Postępowanie przeciwko PGE Dystrybucja zostało wszczęte w sierpniu 2010 roku po zawiadomieniu od przedsiębiorcy. Wątpliwości UOKiK wzbudziły uciążliwe warunki umów, które spółka narzucała swoim kontrahentom. Podczas prowadzonych działań Prezes Urzędu stwierdziła, że PGE Dystrybucja narzucała odbiorcom minimalny próg mocy energii elektrycznej.
Zakwestionowane przez Urząd postanowienie dotyczyło umów o przyłączenie do sieci elektroenergetycznej. Prezes UOKiK stwierdziła, że wnioski o przyłączenie, które wypełniali odbiorcy, nie dawały możliwości określenia mocy poniżej określonej wysokości.
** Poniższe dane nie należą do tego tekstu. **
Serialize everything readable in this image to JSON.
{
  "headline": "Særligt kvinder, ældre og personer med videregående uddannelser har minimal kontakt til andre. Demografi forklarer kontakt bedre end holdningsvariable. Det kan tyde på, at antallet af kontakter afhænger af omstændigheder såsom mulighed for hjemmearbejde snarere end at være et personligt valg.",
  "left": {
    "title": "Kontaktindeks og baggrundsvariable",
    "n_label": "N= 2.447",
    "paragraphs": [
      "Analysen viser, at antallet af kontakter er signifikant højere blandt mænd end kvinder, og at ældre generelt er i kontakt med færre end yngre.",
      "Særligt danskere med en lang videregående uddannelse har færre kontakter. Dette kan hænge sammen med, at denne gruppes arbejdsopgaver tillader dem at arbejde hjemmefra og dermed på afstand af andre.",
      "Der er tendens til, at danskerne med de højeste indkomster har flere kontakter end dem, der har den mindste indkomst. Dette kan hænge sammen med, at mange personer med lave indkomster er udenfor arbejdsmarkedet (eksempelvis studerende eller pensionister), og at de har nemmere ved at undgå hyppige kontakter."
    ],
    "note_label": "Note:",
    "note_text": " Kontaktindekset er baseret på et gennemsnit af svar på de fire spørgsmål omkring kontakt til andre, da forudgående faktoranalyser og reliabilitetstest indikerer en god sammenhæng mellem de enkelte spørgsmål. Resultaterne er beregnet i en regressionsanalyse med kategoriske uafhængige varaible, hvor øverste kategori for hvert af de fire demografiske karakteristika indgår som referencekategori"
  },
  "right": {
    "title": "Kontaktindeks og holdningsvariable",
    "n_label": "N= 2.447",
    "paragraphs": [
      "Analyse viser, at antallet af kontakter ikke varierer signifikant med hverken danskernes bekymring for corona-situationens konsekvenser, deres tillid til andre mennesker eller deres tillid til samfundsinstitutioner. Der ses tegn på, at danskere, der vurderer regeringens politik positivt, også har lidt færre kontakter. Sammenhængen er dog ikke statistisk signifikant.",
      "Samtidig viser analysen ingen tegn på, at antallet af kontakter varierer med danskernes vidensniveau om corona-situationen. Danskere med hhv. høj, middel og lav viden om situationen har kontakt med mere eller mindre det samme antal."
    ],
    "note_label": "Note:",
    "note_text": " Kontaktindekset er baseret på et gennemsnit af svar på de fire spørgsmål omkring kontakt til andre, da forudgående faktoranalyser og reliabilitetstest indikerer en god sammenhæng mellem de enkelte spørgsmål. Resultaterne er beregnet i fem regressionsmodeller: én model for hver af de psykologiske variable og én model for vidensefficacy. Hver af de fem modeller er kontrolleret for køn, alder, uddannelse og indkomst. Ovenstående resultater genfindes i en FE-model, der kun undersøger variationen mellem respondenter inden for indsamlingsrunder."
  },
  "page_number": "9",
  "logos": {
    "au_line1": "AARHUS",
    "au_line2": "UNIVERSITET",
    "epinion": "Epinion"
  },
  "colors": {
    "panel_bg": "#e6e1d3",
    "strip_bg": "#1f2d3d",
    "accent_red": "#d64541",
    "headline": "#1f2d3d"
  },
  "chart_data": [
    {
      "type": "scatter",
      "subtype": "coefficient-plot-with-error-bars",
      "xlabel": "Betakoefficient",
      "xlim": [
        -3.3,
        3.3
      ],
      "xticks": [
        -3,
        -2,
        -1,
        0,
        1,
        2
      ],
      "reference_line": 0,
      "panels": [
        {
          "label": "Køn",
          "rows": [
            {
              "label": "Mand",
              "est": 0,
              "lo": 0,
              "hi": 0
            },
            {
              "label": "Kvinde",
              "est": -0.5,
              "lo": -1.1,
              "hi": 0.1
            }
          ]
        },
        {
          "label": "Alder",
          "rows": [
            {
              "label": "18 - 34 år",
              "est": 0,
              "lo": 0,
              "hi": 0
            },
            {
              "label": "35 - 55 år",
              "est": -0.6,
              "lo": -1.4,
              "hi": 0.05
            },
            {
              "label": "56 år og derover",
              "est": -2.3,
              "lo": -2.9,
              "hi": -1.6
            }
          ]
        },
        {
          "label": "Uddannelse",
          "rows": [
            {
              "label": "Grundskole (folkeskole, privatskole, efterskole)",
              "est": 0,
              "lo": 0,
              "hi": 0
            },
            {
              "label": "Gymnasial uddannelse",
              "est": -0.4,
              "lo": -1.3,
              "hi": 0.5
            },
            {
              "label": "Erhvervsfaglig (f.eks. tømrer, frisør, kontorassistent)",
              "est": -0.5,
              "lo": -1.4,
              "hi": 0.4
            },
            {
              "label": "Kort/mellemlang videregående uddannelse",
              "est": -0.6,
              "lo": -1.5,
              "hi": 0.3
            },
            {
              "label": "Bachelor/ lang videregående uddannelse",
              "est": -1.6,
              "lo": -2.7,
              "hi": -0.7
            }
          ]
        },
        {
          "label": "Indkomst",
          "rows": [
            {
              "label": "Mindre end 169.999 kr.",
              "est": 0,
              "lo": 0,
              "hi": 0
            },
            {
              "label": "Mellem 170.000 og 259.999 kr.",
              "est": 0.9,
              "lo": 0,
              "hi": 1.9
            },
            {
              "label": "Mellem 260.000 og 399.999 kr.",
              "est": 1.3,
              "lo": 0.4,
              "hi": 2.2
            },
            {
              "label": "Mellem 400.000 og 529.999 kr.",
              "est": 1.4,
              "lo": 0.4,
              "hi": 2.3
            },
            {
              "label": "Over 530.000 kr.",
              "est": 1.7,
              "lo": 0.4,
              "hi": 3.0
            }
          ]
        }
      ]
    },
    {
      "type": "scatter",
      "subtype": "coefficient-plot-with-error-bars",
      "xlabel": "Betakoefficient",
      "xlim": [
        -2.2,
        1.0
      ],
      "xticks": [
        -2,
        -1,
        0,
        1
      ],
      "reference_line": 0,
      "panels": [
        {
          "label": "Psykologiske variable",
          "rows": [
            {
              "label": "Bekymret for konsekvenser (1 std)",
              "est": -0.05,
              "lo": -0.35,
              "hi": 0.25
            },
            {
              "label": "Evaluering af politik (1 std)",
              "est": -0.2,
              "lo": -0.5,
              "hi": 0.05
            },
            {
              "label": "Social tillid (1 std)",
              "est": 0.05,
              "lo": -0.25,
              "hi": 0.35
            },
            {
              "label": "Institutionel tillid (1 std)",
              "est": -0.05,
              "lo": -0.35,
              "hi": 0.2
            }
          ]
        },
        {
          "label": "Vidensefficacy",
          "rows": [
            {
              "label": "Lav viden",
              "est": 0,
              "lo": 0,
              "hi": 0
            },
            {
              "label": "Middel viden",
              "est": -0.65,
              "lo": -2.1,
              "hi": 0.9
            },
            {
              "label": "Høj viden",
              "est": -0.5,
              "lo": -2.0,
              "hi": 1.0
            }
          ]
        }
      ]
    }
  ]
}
Urząd ustalił, że warunki techniczne zezwalały na dostosowanie przyłącza do zapotrzebowania odbiorcy. W konsekwencji mogło dojść do sytuacji, gdy kontrahent, który nie potrzebował aż takiej ilości, musiał zaakceptować narzucone warunki, ponosząc wyższe koszty. Zgodnie z prawem, moc przyłączeniowa ustalana jest przez odbiorcę energii na poziomie rzeczywistego zapotrzebowania i nie może być korygowana przez dystrybutora.
UOKiK stwierdził, że PGE Dystrybucja nadużyła swojej dominującej pozycji i Prezes tego urzędu nałożyła karę 260 794 zł. Okolicznością łagodzącą była aktywna współpraca spółki podczas prowadzonego postępowania - w jego trakcie przedsiębiorca zaprzestał stosowania kwestionowanej praktyki. Decyzja nie jest ostateczna, ponieważ PGE Dystrybucja odwołała się do sądu.